Le reste se passa de mots. Nu et plein de désirs, le jeune homme quitta son image lointaine dont il semblait soudain se moquer pour l'enlacer et l'entraîner dans ces jeux dont jamais il ne l'aurait cru capable.

- Qui t'a appris ça ?

- Pas de question.

- Cette danseuse, ce Danois, d'autres ?

- Pas de question.

 Julian était subjugué. A priori, les invitations pouvaient se poursuivre puisque celui qu'il convoitait était surprenant de jour comme de nuit et elles se poursuivirent. Deux mois durant, Erik ne sourcilla pas, acceptant de se rendre dans des appartements cossus pour retrouver les amis du décorateur et de dîner avec des relations que celui-ci maintenait par ambition. A l'évidence, il tentait non sans habileté d'orienter le danseur vers tel metteur en scène, tel styliste, tel musicien ou tel chanteur d'art lyrique qui pouvaient par leur célébrité affichée ou relative et leurs moyens financiers favoriser la carrière de son favori. Il cherchait aussi à le rendre agréable à ses amis qui pouvaient eux-aussi mais dans une moindre mesure aider sa carrière et de toute façon ne pouvaient que renforcer les liens entre eux. Tout alla bien un temps puis Erik fit savoir à Julian que ses procédés avaient quelque chose de dérangeant. Il  avait  reçu et compris un message clair : être recherché par quelqu'un comme  Barney était très flatteur car le décorateur avait de l'argent et un statut qui faisait de lui une personne respectée. Il avait du charme et savait briller en société. Mais Erik ne voyait pas grand intérêt à se sentir observé, toisé et approuvé. Pour brillantes que soient les relations de Julian, elles n'étaient pas les siennes et ne le concernaient pas vraiment. La situation se tendant, les explications vinrent d'elles-mêmes.

- Nous sortons beaucoup.

- Trop, tu veux dire ? Je suis mondain et ça ne te déplaît pas. Et je suis snob. Je l'étais déjà à Londres.

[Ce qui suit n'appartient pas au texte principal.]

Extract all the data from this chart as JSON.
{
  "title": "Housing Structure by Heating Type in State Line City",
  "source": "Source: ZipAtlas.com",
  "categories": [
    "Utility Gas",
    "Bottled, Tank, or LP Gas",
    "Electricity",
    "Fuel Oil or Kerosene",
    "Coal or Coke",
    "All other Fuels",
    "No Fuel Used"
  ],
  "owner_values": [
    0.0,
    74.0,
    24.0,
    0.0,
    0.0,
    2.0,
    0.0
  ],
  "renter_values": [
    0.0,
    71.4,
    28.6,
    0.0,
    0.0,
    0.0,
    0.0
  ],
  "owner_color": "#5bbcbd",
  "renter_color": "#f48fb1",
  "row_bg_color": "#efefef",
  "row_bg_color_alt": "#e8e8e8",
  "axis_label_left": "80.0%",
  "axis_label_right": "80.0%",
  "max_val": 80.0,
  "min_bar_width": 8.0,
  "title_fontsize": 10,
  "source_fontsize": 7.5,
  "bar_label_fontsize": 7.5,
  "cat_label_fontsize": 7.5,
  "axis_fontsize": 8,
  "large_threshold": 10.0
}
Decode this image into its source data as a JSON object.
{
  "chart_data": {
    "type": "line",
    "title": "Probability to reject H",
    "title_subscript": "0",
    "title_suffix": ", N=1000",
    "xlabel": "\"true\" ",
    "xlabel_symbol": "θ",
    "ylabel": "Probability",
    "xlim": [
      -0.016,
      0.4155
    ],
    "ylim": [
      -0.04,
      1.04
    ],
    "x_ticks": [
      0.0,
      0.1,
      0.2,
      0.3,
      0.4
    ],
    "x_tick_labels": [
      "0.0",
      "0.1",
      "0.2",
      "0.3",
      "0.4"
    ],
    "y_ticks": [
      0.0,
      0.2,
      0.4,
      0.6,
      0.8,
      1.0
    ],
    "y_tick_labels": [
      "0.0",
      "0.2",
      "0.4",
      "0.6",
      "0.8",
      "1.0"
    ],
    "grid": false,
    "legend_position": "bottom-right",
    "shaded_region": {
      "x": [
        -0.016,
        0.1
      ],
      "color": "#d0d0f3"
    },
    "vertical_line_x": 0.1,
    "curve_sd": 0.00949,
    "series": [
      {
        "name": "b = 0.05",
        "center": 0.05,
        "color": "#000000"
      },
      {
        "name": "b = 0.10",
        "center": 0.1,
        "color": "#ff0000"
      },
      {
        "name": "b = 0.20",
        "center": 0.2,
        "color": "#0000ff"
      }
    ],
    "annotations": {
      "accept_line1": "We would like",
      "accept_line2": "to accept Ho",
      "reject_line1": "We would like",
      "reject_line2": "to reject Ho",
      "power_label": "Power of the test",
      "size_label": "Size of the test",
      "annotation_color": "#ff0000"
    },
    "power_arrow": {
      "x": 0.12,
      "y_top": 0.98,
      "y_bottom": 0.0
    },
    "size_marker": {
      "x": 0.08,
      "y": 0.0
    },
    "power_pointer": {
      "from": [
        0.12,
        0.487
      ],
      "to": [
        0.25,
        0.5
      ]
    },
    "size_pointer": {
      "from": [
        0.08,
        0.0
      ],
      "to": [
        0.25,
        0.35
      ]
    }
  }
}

- Peut-être mais nous n'avions que des rapports amicaux en Angleterre et je ne suis venu qu'à certaines de tes fêtes. Elles étaient plus simples.

- Beaucoup de gens gravitent autour de moi. C'est le cas depuis longtemps. Ça t'ouvre des horizons après tout et ça te change de ton travail, non ?

-Je commence à me faire des amis parmi les danseurs. Ça peut m'ouvrir des horizons et ça me change de mon travail…

- Toujours le mot pour rire…

- On ne se connaît pas si bien et maintenant on dirait que se voir c'est en voir beaucoup d'autres.

- Quelle est l'alternative ?

- De temps en temps, on rencontre tes amis ou les miens mais la plupart du temps,  on se voit seuls.